A “guiding opinion” document on “high quality development” in the steel industry has suggested the sector should target peak carbon emissions “by 2030”, rather than “before 2025” as floated last March.
The document was released on 7 February by three central government ministries. The revised date reflects signals from the top for China to decarbonise in a gradual and steady manner. These were issued most strongly in December 2021 when President Xi called for “the correct understanding of carbon peaking and carbon neutrality… Decarbonisation should be carried out steadfastly – but not achieved with one stroke.”

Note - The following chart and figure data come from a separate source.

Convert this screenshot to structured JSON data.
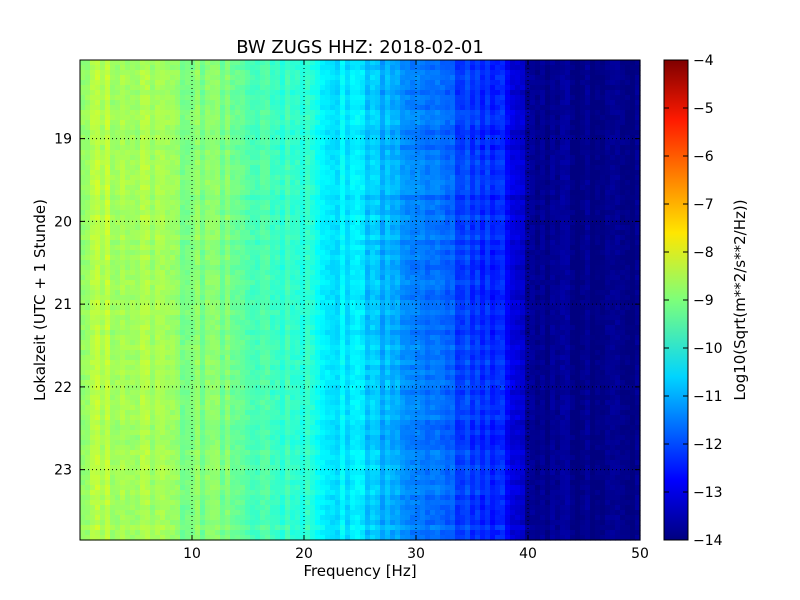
{
  "chart_data": {
    "type": "heatmap",
    "title": "BW ZUGS HHZ: 2018-02-01",
    "xlabel": "Frequency [Hz]",
    "ylabel": "Lokalzeit (UTC + 1 Stunde)",
    "xlim": [
      0,
      50
    ],
    "ylim": [
      18.05,
      23.85
    ],
    "y_inverted": true,
    "xticks": [
      10,
      20,
      30,
      40,
      50
    ],
    "xtick_labels": [
      "10",
      "20",
      "30",
      "40",
      "50"
    ],
    "yticks": [
      19,
      20,
      21,
      22,
      23
    ],
    "ytick_labels": [
      "19",
      "20",
      "21",
      "22",
      "23"
    ],
    "grid": true,
    "colormap": "jet",
    "colorbar": {
      "label": "Log10(Sqrt(m**2/s**2/Hz))",
      "range": [
        -14,
        -4
      ],
      "ticks": [
        -4,
        -5,
        -6,
        -7,
        -8,
        -9,
        -10,
        -11,
        -12,
        -13,
        -14
      ],
      "tick_labels": [
        "−4",
        "−5",
        "−6",
        "−7",
        "−8",
        "−9",
        "−10",
        "−11",
        "−12",
        "−13",
        "−14"
      ]
    },
    "spectrum_profile": {
      "frequency_hz": [
        0,
        1,
        3,
        5,
        8,
        10,
        12,
        15,
        18,
        20,
        22,
        24,
        24.5,
        25,
        26,
        28,
        30,
        32,
        34,
        36,
        37,
        37.5,
        38,
        38.5,
        39,
        40,
        41,
        45,
        50
      ],
      "log10_amplitude": [
        -8.9,
        -8.4,
        -8.55,
        -8.65,
        -8.8,
        -9.0,
        -8.9,
        -9.4,
        -9.7,
        -9.85,
        -10.3,
        -10.5,
        -10.05,
        -10.55,
        -10.8,
        -11.15,
        -11.45,
        -11.8,
        -12.05,
        -12.3,
        -12.4,
        -11.95,
        -12.6,
        -12.9,
        -13.25,
        -13.6,
        -13.85,
        -13.9,
        -13.9
      ]
    }
  }
}
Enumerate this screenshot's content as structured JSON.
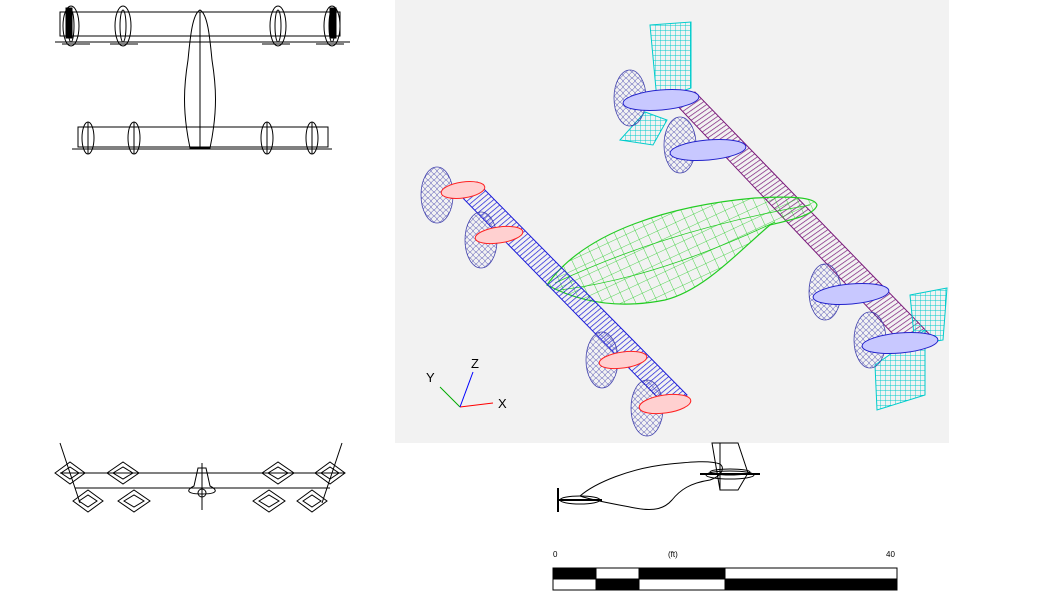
{
  "views": {
    "top": {
      "name": "top-view"
    },
    "iso": {
      "name": "isometric-view",
      "background": "#f2f2f2"
    },
    "front": {
      "name": "front-view"
    },
    "side": {
      "name": "side-view"
    }
  },
  "axes_triad": {
    "x_label": "X",
    "y_label": "Y",
    "z_label": "Z",
    "colors": {
      "x": "#ff0000",
      "y": "#00aa00",
      "z": "#0000ff"
    }
  },
  "scale": {
    "start_label": "0",
    "unit_label": "(ft)",
    "end_label": "40"
  },
  "colors": {
    "fuselage": "#22cc22",
    "front_wing": "#1a1ad8",
    "rear_wing": "#7a1a7a",
    "tail": "#00cccc",
    "nacelle_red": "#ff2222",
    "nacelle_blue": "#2222cc",
    "rotor": "#3a3aaa"
  }
}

China produces over half of the world’s steel. The sector is the second largest carbon emitter in the country, after the power sector. Until 2021, the industry had seen unwieldy and seemingly unstoppable growth, propelled by domestic demand from the construction industry, as well as surplus production capacity. Previous attempts to limit capacity and control production have had limited success. However, last year saw the first decline in annual steel output in six years.
Decarbonisation in the steel industry is complex. Smelting requires intense heat and large amounts of electricity, both of which have traditionally been supplied by burning coal.
The new guiding opinion calls for increasing efficiency and reducing emissions, as well as ensuring at least 15% of crude steel is produced by electric arc furnaces (using scraps) by 2025. A recent report by Global Energy Monitor shows that, to date, there has been little progress in increasing the share of electric arc furnaces. The guiding opinion also “strictly forbids” adding new steelmaking capacity.